I am trying to extract the social media links from websites for my research unfortunately, I am not able to extract them as they are located in the footer of the website.
I tried requests, urllib.request, pattern.web apis to download the html document of a webpage. All these apis download the same content and failing to download the content in the footer of the websites.
import requests
from bs4 import BeautifulSoup as soup
url = 'https://cloudsight.ai/'
headers = {'User-Agent':'Mozilla/5.0'}
sm_sites = ['https://www.twitter.com','https://www.facebook.com',
'https://www.youtube.com','https://www.linkedin.com',
'https://www.linkedin.com/company', 'https://twitter.com',
'https://facebook.com','https://youtube.com','https://linkedin.com',
'http://www.twitter.com','http://www.facebook.com',
'http://www.youtube.com','http://www.linkedin.com',
'http://www.linkedin.com/company', 'http://twitter.com',
'http://facebook.com','http://youtube.com','http://linkedin.com']

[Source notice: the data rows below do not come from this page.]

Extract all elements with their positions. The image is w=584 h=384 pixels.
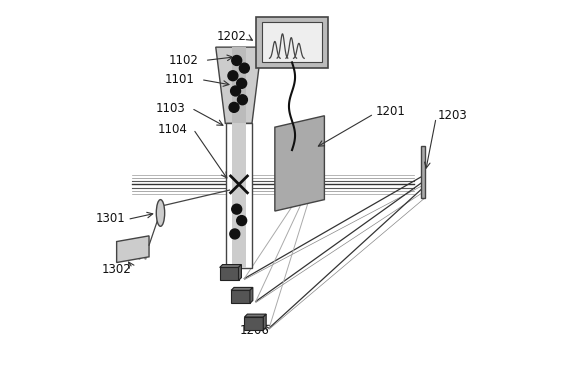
Text: 1202: 1202 <box>217 30 246 43</box>
Circle shape <box>237 216 246 225</box>
Text: 1301: 1301 <box>95 212 125 225</box>
Circle shape <box>232 204 242 214</box>
Text: 1103: 1103 <box>155 102 185 115</box>
Polygon shape <box>275 116 324 211</box>
Bar <box>245 317 263 330</box>
Circle shape <box>229 103 239 113</box>
Circle shape <box>230 229 240 239</box>
Text: 1203: 1203 <box>437 109 467 122</box>
Bar <box>231 290 250 303</box>
Circle shape <box>231 86 241 96</box>
Bar <box>227 123 252 268</box>
Polygon shape <box>245 314 266 317</box>
Ellipse shape <box>157 200 165 226</box>
Bar <box>220 267 238 280</box>
Text: 1102: 1102 <box>169 54 199 67</box>
Bar <box>262 22 322 62</box>
Text: 1201: 1201 <box>376 106 406 118</box>
Polygon shape <box>220 265 241 267</box>
Polygon shape <box>117 236 149 263</box>
Polygon shape <box>238 265 241 280</box>
Circle shape <box>232 56 242 65</box>
Polygon shape <box>231 287 253 290</box>
Bar <box>256 17 328 68</box>
Polygon shape <box>250 287 253 303</box>
Circle shape <box>238 95 248 105</box>
Polygon shape <box>215 47 262 123</box>
Bar <box>232 123 246 268</box>
Bar <box>232 47 246 123</box>
Text: 1101: 1101 <box>165 73 195 86</box>
Text: 1302: 1302 <box>102 263 131 275</box>
Circle shape <box>228 71 238 81</box>
Circle shape <box>237 78 246 88</box>
Bar <box>421 146 425 198</box>
Circle shape <box>239 63 249 73</box>
Polygon shape <box>263 314 266 330</box>
Text: 1104: 1104 <box>157 122 187 136</box>
Text: 1206: 1206 <box>239 323 269 336</box>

blocked = ['embed','search','sharer','intent','share','watch']
sm_sites_present = []
r = requests.get(url,headers=headers)
content = soup(r.content,'html.parser')
text = r.text
links = content.find_all('a',href=True)
for link in links:
a = link.attrs['href'].strip('/')
try:
if any(site in a for site in sm_sites) and not any(block in a for block in blocked):
sm_sites_present.append(a)
except:
sm_sites_present.append(None)
output:
>>> sm_sites_present
>>> []
If you see the website inspect element the social_media information is provided in the footer div DOM.
If you just even try text.find('footer')
the result is -1.
I tried for many hours to figure out how to extract this footer information and I failed.
SO, I kindly request if anyone could help me in solving it.
Note: Even I tried regex, the problem is the when we download the page the footer information is not being downloaded.